In recent days Hitler had kept on saying that the enemy would probably begin with a feigned attack in order to draw our troops away from the ultimate invasion site. So no one wanted to awaken Hitler and be ranted at for having judged the situation wrongly.
At the situation conference in the Berghof salon a few hours later Hitler seemed more set than ever on his preconceived idea that the enemy was only trying to mislead him. “Do you recall? Among the many reports we’ve received there was only one that exactly predicted the landing site and the day and hour. That only confirms my opinion that this is not the real invasion yet.”
The enemy intelligence service had deliberately played this information into his hands, Hitler maintained, in order to divert him from the true invasion site and lure him into committing his divisions too soon and in the wrong place. Misled by a correct report, he now rejected his originally accurate view that the Normandy coast would probably be the focus of the invasion.
During the previous several weeks, Hitler had received contradictory predictions on the time and place of the invasion from the rival intelligence organizations of the SS, the Wehrmacht, and the Foreign Office. As in so many other fields, in this one too Hitler had taken over the task, difficult enough for the professionals, of deciding which report was the right one, which intelligence service deserved more confidence, which one had penetrated more deeply into the enemy’s counsels. Now he scoffed at the various services, calling them all incompetent, and, growing more and more heated, attacked intelligence in general. “How many of those fine agents are paid by the Allies, eh? Then they deliberately plant confusing reports. I won’t even pass this one on to Paris. We simply have to hold it back. Otherwise it will only make our staffs nervous.”
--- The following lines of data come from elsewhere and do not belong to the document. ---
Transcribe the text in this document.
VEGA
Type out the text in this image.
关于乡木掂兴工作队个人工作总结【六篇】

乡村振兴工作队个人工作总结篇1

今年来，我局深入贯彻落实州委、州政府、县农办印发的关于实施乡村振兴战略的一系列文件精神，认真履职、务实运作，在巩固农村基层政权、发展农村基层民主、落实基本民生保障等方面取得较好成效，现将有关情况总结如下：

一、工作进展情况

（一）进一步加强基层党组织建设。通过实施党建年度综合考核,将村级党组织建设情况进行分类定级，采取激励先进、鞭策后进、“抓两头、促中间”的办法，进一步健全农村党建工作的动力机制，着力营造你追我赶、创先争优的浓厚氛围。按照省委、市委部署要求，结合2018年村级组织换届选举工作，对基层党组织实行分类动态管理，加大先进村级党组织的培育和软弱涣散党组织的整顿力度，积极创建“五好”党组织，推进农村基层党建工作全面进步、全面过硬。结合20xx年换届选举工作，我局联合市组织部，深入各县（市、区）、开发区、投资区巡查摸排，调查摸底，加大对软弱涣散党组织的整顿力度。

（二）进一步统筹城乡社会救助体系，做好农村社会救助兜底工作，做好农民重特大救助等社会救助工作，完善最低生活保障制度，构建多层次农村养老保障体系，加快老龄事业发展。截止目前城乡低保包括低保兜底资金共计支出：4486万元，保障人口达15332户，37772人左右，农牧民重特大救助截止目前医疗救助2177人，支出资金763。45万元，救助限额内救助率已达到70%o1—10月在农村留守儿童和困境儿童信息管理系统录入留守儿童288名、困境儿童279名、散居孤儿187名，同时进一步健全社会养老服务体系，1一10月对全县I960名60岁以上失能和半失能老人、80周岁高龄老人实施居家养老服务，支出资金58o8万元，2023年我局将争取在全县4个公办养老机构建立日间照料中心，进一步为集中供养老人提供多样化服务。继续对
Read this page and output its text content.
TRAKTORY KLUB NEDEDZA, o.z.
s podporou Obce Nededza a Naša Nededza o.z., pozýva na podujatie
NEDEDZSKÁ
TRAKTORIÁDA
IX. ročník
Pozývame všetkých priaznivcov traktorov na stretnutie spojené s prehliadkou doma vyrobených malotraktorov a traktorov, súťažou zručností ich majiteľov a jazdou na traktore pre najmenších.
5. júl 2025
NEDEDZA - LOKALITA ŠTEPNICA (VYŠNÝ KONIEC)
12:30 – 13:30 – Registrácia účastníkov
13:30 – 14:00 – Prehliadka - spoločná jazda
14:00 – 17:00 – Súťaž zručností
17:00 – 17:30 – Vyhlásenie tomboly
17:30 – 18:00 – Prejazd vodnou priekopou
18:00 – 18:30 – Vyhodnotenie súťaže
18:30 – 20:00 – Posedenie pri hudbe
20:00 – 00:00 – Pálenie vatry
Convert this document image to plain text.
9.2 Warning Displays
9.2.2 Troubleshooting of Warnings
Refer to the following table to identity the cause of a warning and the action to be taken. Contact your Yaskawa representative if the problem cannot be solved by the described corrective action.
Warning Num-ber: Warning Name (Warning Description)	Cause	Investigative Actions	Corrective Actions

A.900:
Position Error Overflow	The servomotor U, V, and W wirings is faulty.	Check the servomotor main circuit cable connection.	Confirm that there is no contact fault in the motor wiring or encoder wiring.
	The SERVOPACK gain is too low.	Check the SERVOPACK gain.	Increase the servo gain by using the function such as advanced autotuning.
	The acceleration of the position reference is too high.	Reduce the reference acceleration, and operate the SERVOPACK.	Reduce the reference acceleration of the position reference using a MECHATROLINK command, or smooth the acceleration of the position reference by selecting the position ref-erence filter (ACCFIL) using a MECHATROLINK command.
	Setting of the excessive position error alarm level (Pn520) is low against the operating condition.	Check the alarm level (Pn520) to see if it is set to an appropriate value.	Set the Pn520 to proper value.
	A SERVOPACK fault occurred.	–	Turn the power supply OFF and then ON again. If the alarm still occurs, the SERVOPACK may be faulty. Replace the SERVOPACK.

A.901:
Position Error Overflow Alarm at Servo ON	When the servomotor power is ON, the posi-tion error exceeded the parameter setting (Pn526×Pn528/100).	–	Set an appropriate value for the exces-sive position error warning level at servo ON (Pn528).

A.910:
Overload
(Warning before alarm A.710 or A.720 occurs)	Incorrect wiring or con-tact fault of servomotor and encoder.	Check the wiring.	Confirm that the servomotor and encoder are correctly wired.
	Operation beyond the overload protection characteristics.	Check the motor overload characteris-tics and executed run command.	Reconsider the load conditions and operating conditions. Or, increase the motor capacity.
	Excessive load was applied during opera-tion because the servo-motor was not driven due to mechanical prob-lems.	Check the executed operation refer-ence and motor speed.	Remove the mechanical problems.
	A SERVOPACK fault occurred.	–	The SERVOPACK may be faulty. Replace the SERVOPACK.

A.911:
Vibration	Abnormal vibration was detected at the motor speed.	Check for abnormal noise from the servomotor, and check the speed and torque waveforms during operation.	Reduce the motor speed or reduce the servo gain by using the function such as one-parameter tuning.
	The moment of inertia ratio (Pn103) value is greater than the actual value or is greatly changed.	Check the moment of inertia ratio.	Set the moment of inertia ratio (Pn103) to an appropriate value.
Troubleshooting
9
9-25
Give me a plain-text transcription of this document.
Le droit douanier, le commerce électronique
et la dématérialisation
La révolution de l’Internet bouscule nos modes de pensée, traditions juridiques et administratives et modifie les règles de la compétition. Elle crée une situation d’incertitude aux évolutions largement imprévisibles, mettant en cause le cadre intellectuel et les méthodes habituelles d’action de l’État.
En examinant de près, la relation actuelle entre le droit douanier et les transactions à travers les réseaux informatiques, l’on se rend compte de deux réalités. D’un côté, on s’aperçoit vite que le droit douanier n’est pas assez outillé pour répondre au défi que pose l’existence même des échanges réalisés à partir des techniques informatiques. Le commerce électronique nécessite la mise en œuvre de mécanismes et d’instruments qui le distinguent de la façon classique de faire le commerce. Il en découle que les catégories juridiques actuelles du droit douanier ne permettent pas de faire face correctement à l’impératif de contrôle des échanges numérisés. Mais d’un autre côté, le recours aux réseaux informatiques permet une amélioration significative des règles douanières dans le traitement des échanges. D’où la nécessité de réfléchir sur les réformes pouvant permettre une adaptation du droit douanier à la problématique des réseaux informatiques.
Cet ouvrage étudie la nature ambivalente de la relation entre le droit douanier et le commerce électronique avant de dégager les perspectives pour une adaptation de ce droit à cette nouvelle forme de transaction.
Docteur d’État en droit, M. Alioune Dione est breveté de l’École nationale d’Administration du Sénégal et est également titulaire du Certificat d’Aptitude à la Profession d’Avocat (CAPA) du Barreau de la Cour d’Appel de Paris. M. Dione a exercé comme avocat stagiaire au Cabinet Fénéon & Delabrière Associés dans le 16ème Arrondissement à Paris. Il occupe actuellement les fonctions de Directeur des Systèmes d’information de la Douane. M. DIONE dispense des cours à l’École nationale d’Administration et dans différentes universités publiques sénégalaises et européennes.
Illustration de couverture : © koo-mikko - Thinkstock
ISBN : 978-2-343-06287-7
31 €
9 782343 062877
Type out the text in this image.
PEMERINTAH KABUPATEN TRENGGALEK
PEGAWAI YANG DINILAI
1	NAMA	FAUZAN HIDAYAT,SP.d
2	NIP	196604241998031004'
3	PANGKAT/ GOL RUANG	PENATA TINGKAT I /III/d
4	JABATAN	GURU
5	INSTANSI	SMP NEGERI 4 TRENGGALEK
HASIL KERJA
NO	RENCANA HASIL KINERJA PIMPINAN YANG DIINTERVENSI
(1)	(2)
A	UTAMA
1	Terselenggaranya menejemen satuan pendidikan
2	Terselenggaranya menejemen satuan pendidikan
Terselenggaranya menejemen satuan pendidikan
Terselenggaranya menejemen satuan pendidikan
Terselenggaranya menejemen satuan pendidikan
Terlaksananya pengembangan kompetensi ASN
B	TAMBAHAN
It was noon before the most urgent question of the day was decided: to throw the OKW reserve in France against the Anglo-American bridgehead. For Hitler had the final say on the disposition of every division. He had even been inclined to ignore the demand of Field Marshal Rundstedt, the Commander in Chief of the western theater of war, that these divisions be held in reserve for the impending battle. Because of this delay two armored divisions were no longer able to use the night of June 6-7 for their advance. By daylight their deployment was held up by the enemy bombers, and even before they made contact with the enemy they suffered severe losses in men and material.
This day so crucial for the course of the war had not, as might have been expected, been at all a turbulent one. Especially in dramatic situations, Hitler tried to maintain his calm- and his staff imitated his self-control. It would have been an infraction of the usual tone of casual discourse to show nervousness or anxiety.
But during the following day and weeks, in characteristic but more and more absurd mistrust, Hitler remained convinced that the invasion was merely a feint whose purpose was to trick him into deploying his defensive forces wrongly. He continued to hold that the real invasion would take place at another spot which would have meanwhile been stripped of troops. The navy, too, considered the terrain unfavorable for large-scale landings, he declared. For the time being he expected the decisive assault to take place in the vicinity of Calais- as though he were determined that the enemy, too, would prove him to be right. For there, around Calais, he had ever since 1942 been placing the heaviest naval guns under many feet of concrete to destroy an enemy landing fleet. This was the reason he did not commit the Fifteenth Army, stationed at Calais, to the battlefield on the coast of Normandy.